Direktur Advokasi & Investigasi Forum Indonesia untuk Transparansi Anggaran (FITRA), Uchok Sky Khadafi menilai masuknya anggaran siluman sebesar Rp 27 triliun dalam Anggaran Pendapatan Belanja Negara (APBN) yang sebelumnya telah disahkan oleh DPR merupakan bentuk penyelewengan uang negara dan pembajakan anggaran.
Uchok memaparkan, anggaran tersebut diduga digunakan untuk menghadapi pemilihan legislatif (Pileg) 2014 mendatang. “Rp 27 triliun, tanpa dihapus oleh dewan. Sebagai indikasi pertama, dewan bukan lagi wakil rakyat, pengawas anggaran, tetapi sudah menjelma menjadi pembajak anggaran untuk kepentingaan tahun 2014,” kata Uchok, Selain itu menurutnya mark up anggaran ini selalu melibatkan orang banyak dan pihak tertentu agar terlihat legal. Sehingga sudah ada konspirasi didalamnya baik legislatif sebagai pengawas dan pemerintah sebagai pengguna anggaran.
“Kedua, keberadaan dana siluman ini mengkonfirmasikan kepada publik bahwa eksekutif dan legislatif bekerjasama untuk kongkalingkong untuk ‘merampok’ uang pajak rakyat dengan seolah-olah legal,” Tegas Uchok. Berdasarkan analisanya anggaran tersebut diduga digunakan untuk menghadapi Pileg 2014 agar dapat dipilih kembali. Sehingga peluang untuk calon legislatif (Caleg) baru dan idealis tertutup peluangnya. “Dengan anggaran siluman ini maka Caleg miskin, Caleg idealis atau anggota dewan bisa keok atau kalah,” katanya. Dia menambahkan, dengan jumlah anggaran yang besar tersebut bukan tidak mungkin dapat menyuap pelih dan Komisi Pemilihan Umum (KPU) dalam Pileg 2014 nanti. Yang lebih mencengangkan anggaran tersebut menjadi dana pensiun Anggota Dewan bila tidak terpilih kembali. “Karena tujuan anggaran siluman untuk menyuap pemilih dan KPU serta dana pensiun ketika tidak terpilih kembali,” imbuhnya.
Uchok juga menjelaskan dalam perumusan rancangan Undang-undang APBN (RUU APBN) tidak dapat anggaran tersebut diaudit, namun setelah menjadi UU APBN hal tersebut masih bisa diblokir oleh DPR sendiri dan Kementrian Keuangan. “Kalau perencanaan tidak bisa diaudit.
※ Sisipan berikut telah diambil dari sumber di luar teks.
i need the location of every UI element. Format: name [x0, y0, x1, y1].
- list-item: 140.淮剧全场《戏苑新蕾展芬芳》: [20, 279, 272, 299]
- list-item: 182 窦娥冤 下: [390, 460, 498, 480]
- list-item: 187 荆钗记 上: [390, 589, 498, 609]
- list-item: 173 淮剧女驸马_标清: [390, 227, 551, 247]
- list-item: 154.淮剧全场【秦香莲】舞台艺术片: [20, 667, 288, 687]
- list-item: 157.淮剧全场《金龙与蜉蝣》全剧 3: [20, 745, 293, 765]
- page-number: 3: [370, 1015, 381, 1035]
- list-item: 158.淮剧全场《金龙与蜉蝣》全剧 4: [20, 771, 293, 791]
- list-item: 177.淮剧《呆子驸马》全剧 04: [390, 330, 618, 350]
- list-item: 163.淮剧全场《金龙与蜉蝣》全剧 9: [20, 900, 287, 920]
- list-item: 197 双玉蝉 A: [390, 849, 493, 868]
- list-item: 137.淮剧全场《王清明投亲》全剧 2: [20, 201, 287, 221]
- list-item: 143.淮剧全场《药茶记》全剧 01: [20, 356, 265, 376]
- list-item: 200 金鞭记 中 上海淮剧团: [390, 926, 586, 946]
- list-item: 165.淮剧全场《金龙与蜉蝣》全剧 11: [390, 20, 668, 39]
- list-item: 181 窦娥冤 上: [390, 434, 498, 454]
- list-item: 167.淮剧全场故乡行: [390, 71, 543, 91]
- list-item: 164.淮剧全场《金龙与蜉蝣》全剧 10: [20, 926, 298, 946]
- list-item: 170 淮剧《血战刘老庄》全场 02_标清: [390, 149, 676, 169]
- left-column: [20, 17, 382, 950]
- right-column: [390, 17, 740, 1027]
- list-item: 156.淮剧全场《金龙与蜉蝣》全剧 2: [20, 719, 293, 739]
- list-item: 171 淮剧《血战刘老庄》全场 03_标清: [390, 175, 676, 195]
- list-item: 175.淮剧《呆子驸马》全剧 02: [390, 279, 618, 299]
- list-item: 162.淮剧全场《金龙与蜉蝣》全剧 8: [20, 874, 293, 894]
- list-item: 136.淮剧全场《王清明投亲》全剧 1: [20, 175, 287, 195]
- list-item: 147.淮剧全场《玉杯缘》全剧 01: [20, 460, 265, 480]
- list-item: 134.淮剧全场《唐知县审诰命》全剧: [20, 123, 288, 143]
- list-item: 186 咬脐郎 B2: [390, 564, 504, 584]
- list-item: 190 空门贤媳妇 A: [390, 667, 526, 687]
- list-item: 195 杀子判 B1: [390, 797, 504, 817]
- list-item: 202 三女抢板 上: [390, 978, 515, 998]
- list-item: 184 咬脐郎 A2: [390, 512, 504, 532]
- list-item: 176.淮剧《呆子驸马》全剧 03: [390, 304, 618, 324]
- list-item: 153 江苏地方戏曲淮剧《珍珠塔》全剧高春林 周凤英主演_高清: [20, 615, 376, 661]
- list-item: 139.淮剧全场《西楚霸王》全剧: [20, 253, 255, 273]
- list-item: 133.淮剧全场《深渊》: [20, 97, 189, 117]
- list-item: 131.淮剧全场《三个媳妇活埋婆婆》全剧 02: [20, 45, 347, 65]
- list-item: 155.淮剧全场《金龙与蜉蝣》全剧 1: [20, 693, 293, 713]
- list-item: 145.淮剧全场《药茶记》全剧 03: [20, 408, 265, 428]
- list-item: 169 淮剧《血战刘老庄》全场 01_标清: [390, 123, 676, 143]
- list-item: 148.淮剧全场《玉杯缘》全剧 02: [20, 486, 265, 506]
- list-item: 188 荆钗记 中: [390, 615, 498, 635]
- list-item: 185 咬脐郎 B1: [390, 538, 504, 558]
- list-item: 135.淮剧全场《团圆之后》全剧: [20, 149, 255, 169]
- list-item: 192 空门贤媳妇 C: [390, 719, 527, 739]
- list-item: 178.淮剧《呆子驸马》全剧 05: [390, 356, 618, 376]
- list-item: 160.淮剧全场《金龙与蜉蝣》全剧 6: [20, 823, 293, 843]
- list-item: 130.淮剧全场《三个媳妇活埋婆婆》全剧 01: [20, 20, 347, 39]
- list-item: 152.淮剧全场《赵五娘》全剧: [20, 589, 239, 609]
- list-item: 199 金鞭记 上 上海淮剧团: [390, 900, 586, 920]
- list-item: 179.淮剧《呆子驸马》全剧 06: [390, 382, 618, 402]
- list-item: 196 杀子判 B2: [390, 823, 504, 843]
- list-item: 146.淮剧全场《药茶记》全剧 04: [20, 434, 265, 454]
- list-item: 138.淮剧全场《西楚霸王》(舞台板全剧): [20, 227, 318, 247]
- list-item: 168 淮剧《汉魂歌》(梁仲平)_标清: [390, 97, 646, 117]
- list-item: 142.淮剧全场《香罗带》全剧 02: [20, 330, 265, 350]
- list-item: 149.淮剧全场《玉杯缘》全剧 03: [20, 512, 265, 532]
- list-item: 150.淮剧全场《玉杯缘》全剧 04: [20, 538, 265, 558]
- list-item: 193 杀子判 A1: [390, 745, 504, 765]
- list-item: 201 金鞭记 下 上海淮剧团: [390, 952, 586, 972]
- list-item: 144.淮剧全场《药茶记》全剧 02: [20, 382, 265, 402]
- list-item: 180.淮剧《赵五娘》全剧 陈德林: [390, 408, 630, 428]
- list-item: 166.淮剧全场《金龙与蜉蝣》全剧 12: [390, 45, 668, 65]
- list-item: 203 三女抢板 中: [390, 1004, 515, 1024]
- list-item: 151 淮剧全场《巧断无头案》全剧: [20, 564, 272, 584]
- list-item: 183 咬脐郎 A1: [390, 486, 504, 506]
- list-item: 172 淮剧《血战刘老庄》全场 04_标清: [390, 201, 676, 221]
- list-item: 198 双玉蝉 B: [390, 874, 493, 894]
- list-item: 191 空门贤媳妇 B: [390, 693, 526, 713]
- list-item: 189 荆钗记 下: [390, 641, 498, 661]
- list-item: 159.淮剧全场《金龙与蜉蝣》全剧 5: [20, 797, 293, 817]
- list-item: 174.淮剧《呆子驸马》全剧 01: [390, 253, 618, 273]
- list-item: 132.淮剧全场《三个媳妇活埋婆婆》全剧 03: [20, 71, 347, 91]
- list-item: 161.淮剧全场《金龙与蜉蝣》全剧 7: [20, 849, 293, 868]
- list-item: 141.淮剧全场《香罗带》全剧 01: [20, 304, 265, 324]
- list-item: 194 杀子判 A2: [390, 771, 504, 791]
Bisa diblokir oleh DPR atau Kementerian Keuangaan,” jelasnya. Untuk mengetahui penggunaan anggaran tersebut, Uchok menrangkan dapat terlihat setelah adanya pelaksanaan program yang menyedot anggaran tersebut. “Pertanggungjawaban setelah dilaksanakan anggaran tersebut,” terangnya.
Sebelumnya Sekretariat Nasional Forum Indonesia untuk Transparansi Anggaran (Seknas FITRA) menilai DPR tidak serius membahas Rancangan Anggaran Pendapatan Belanja Negara (RAPBN) 2014. Menurut pantauan FITRA, peserta sidang rapat hanya dihadiri oleh Dewan yang sama, rapat tidak dilakukan serius karena banyak anggota DPR yang bergantian keluar masuk ruang rapat. Menurut Uchok, pemantauan awal yang dilakukan oleh FITRA terhadap proses persidangan dengan agenda membahas RAPBN 2014 terhadap 93 sidang anggaran di Badan Anggaran dan Komisi-Komisi DPR sepanjang 16 Agustus hingga 12 September 2013, menunjukkan rata-rata kehadiran anggota DPR dalam sidang membahas RAPBN 2014 hanya sebesar 35 persen.
Pembahasan RAPBN, dilakukan secara tertutup menurutnya pembahasan RAPBN harusnya bersifat terbuka. Selama pemantauan yang dilakukan oleh FITRA, jelasnya, ditemukan 20 sidang yang dilakukan secara tertutup. Padahal, mandat konstitusi menjelaskan pembahasan anggaran dilaksanakan secara terbuka. Adapun bentuk penyelewengan anggaran berdasarkan temuan FITRA seperti untuk kendaraan dinas 2014 menghabisakan anggaran sebesar Rp. 509 miliar untuk 3.794 unit kendaraan. Untuk tahun 2013 anggaran kendaraan dinas menelan biaya Rp. 2,57 triliun untuk 18.502 unit.